Buzz is word of mouth and marketers just found a new word to make it sound sexier. Internet has the power to amplify buzz. I agree with Ricarda about negative buzz since people spread negative impressions more easily. I disagree on using buzz only for new products though. Anyway, I just think that it is too hard to quantify/control buzz (almost impossible).

allen mgaieth said

at 11:10 am on Mar 8, 2007

I somehow don't think that Buzz was ever NOT present. Haven't we all been contributing to it over dinner, with friend and family-discussing the issue, whatever it may be, plastering for example! We give these plasters a human dimension through merely talking about it. Granted the more controversial it is and the more chances the ‘topic’ will make it to the dinner table.
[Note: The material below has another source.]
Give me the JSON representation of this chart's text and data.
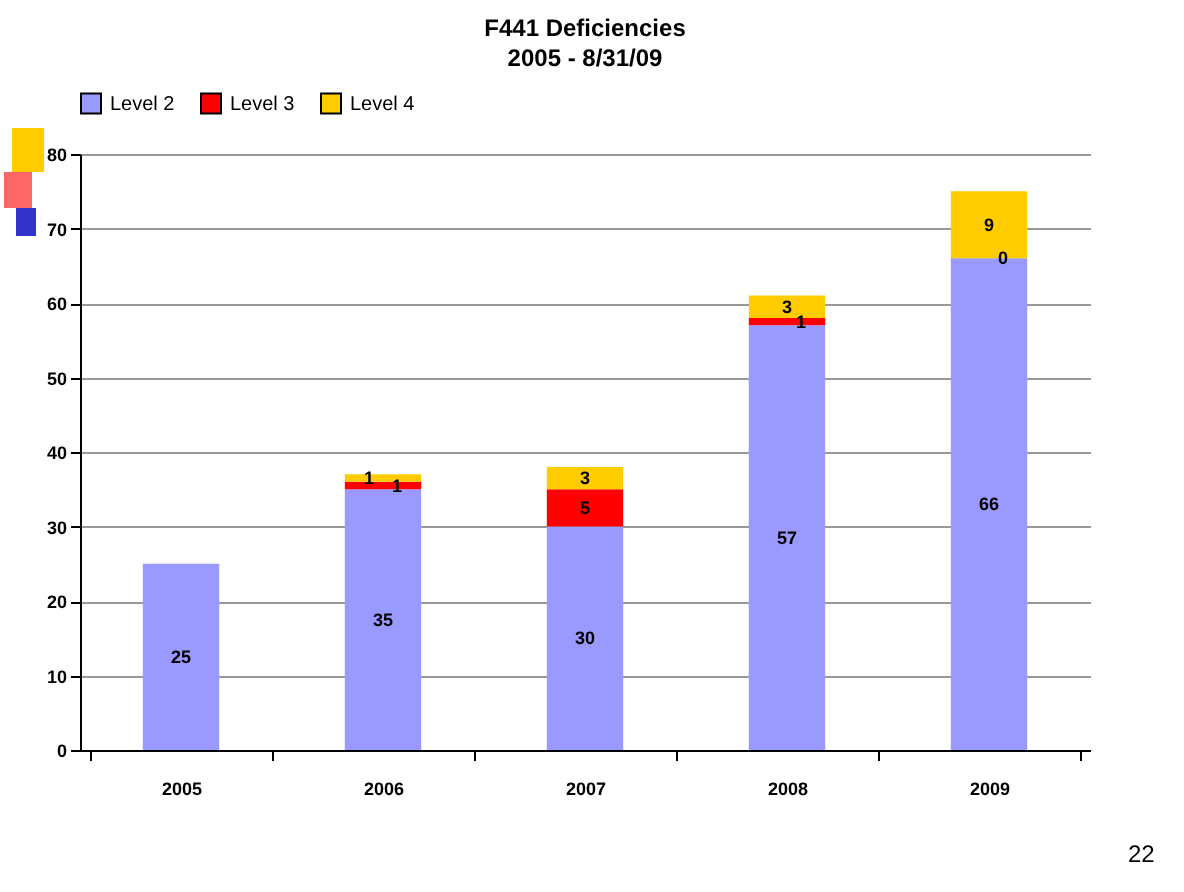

Like Diane says, and I agree, people are fed up with 'plastering' and want more respect from companies but in a way I don’t think these companies care nor do they have grounds to care because whether controversial or not, we discuss it. In the Static sense, I think ‘plastering’ it in our face does not cut it anymore, not the way it used to at least. We need discussion and I think the animosity that is the internet is allowing for genuine discussions to take place. I guess my point is the ‘plastering’ won’t stop but what will change is what we think of that ‘plastering’.

Ricarda said

at 11:11 am on Mar 8, 2007

Hi Everybody, if you have a minute check out this very funny video on youtube with Roseanne Barr on Graham Norton
http://www.youtube.com/watch?v=4hGtvNoOR4Y
Would you consider this to be good or bad buzz?

Maria said

at 11:44 am on Mar 8, 2007

The video is definitely funny. It is hard to say if it is good or bad buzz. We should see if people really start going to that village. I just think it is a super fast way to put a place on the map! Borat did something similar with Kazakhstan. They wanted to sue him at the beginning, but they realized that nobody talked about Kazakhstan before.

Zaghie Marte Namnum said

at 2:41 pm on Mar 8, 2007

the hard thing about buzz is that you don't actually know for sure if it's going directly where you want it to go... I mean, yes your product/service will be talked about but how can you control the direction it's taking? How can you make a "bad" buzz turn "good"?, and how can you make your product from being talked about to being consumed?

Younjee Kim said

at 5:08 pm on Mar 8, 2007

I think you almost have to look at buzz like PR: there's no such thing as bad buzz. In today's environment, marketers have to accept that we can no longer control the message, we can only influence it at best.